L'intérêt pour nous aussi c'est le contexte historique et social d'une époque très reculée. Xe siècle, quand même ! Presque l'époque de Charlemagne !
C'est aussi de montrer la beauté du monde Mais à qui ? Puisqu'elle prétend avoir voulu garder secrètes ses notes !
J'ouvre aux ¾.
Monique L
J'ai beaucoup de mal à apprécier ce livre.
Même son côté historique, qui est ce qui m'a le plus intéressée, a été déprécié par mon manque abyssal de connaissances sur le contexte.

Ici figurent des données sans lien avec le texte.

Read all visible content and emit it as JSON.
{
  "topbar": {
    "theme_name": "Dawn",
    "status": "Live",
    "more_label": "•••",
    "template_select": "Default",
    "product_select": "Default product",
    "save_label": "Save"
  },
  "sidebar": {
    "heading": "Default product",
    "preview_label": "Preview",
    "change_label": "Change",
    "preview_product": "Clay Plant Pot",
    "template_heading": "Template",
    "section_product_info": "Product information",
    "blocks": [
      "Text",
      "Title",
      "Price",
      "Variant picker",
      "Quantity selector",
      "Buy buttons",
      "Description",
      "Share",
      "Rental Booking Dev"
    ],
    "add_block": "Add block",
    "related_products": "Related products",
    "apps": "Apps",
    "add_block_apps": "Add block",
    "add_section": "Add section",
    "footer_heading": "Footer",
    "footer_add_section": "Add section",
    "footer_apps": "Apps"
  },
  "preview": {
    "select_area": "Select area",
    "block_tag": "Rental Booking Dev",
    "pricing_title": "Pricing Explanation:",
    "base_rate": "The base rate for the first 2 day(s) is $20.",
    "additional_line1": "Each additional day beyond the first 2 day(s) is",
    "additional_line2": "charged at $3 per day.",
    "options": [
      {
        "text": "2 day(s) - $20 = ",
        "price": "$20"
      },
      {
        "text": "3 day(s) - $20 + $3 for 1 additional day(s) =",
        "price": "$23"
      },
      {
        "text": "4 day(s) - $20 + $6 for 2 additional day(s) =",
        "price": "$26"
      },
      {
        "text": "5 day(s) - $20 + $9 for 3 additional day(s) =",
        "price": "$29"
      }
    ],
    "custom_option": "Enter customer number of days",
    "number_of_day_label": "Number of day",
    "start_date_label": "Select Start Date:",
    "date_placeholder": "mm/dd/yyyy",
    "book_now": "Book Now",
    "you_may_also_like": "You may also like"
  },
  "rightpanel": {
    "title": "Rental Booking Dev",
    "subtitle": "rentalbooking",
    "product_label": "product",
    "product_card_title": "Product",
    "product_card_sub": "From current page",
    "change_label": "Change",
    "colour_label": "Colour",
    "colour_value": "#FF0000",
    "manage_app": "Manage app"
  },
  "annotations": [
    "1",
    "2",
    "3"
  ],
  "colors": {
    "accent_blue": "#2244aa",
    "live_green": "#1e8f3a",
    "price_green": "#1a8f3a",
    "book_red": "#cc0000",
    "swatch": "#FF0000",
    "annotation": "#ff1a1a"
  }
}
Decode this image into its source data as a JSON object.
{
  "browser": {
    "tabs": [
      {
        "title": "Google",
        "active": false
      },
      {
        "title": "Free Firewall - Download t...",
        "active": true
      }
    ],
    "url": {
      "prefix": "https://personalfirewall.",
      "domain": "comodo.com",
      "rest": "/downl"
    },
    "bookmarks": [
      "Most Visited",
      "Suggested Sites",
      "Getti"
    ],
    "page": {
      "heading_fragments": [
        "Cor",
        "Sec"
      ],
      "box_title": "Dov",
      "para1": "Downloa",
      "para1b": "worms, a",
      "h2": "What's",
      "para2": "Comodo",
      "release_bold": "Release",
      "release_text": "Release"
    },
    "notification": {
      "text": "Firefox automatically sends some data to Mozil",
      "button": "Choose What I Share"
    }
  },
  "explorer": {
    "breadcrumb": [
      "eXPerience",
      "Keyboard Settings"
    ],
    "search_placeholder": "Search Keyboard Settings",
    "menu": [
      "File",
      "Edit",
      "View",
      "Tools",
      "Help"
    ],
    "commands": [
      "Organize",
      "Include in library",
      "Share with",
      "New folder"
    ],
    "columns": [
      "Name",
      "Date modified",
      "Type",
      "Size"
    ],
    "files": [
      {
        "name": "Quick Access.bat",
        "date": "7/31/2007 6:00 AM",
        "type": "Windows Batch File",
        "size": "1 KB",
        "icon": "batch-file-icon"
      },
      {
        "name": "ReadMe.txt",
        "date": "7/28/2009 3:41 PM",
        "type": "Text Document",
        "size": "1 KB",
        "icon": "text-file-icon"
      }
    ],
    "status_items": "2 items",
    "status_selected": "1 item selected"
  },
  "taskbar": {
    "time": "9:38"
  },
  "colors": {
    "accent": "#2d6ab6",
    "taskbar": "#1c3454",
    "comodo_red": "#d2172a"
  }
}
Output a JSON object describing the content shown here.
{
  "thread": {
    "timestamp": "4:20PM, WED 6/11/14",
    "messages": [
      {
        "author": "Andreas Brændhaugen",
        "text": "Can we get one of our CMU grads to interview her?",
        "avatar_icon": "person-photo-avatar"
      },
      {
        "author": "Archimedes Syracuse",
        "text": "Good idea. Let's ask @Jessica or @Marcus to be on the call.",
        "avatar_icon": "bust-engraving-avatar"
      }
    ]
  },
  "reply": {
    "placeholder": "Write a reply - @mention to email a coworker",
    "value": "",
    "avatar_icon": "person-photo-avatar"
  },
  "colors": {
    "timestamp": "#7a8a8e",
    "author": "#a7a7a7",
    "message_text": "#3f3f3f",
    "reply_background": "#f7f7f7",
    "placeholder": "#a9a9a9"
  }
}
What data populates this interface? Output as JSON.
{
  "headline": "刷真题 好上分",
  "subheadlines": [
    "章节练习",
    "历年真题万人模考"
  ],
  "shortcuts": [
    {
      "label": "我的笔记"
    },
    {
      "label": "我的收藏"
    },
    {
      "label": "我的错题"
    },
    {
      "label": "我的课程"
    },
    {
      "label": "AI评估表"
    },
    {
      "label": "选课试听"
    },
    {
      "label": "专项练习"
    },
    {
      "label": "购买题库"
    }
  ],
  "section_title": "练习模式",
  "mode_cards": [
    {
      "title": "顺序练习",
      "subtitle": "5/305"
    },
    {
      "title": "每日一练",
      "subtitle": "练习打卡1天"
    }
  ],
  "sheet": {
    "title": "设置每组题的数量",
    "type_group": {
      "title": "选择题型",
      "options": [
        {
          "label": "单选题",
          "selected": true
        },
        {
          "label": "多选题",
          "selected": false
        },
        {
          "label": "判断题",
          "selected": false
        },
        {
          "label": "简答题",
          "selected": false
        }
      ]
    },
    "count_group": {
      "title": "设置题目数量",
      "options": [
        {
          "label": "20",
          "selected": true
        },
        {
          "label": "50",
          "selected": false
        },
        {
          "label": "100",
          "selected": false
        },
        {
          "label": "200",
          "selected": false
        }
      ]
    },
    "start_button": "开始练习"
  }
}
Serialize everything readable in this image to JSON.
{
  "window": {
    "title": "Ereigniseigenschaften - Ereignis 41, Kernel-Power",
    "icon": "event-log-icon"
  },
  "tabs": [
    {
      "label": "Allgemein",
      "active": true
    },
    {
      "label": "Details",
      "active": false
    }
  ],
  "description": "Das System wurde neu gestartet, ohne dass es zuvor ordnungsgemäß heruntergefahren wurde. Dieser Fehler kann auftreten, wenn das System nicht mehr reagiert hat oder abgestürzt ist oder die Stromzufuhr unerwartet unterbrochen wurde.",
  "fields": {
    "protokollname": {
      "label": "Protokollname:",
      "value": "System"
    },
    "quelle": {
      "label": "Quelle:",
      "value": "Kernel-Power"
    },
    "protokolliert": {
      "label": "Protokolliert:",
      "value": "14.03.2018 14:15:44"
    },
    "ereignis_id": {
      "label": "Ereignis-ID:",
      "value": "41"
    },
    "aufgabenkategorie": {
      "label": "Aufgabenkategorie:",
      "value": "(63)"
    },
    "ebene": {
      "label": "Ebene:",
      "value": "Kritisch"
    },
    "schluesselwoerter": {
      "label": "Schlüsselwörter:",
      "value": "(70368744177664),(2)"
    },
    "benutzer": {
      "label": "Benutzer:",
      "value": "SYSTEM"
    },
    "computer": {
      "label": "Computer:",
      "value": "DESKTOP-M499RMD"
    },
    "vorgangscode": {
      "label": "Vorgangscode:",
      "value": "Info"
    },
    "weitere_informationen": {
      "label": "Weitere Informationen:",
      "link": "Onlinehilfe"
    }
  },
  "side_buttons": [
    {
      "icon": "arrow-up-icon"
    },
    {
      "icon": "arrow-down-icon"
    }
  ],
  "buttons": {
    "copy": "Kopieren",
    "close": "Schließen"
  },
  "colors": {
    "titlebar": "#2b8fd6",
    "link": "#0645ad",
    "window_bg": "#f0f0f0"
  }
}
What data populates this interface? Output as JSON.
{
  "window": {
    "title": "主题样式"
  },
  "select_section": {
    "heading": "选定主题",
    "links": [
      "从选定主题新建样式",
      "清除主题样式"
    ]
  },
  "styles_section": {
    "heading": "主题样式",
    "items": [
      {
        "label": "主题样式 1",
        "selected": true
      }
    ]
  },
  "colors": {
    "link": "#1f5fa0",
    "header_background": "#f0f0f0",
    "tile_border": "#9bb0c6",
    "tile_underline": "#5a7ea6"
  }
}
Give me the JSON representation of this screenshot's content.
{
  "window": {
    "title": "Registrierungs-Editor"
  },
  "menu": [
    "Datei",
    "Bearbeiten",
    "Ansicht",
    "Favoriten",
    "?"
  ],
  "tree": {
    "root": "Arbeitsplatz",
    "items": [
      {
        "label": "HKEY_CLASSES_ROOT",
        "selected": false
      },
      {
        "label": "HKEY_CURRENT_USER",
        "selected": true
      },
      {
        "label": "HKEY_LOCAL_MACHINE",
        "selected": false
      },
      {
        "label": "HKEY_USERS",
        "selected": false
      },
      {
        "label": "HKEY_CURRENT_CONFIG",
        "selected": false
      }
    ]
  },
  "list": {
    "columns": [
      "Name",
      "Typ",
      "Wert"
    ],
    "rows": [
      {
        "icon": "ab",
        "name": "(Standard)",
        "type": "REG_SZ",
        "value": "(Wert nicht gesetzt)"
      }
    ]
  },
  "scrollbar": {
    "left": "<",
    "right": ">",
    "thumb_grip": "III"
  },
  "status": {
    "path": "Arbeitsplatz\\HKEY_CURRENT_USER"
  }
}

Les listes m'ont lassée car d'intérêt très inégal. Les vêtements, leurs couleurs, tout est codé et je ne connais pas les codes. Je n'ai rien compris à certains poèmes et surtout aux règles pour leur répondre. Je ne sais pas si c'est dû à la traduction, mais l'autrice s'extasie régulièrement sur des choses que je trouve banales. Régulièrement des jugements et des réflexions m'ont paru très superficiels.
Je sais que cet écrit a été encensé par de nombreuses personnalités et considéré comme un chef-d'œuvre mondial. Je ne comprends pas.
Certains passages ont toutefois attiré mon attention : ceux qui décrivent la vie raffinée, les intrigues de la cour, les mœurs, les traditions et l'importance de la hiérarchie.
Il y a de très belles descriptions.
Ce qui est remarquable, c'est la date à laquelle cela a été écrit, il ne faut pas l'oublier.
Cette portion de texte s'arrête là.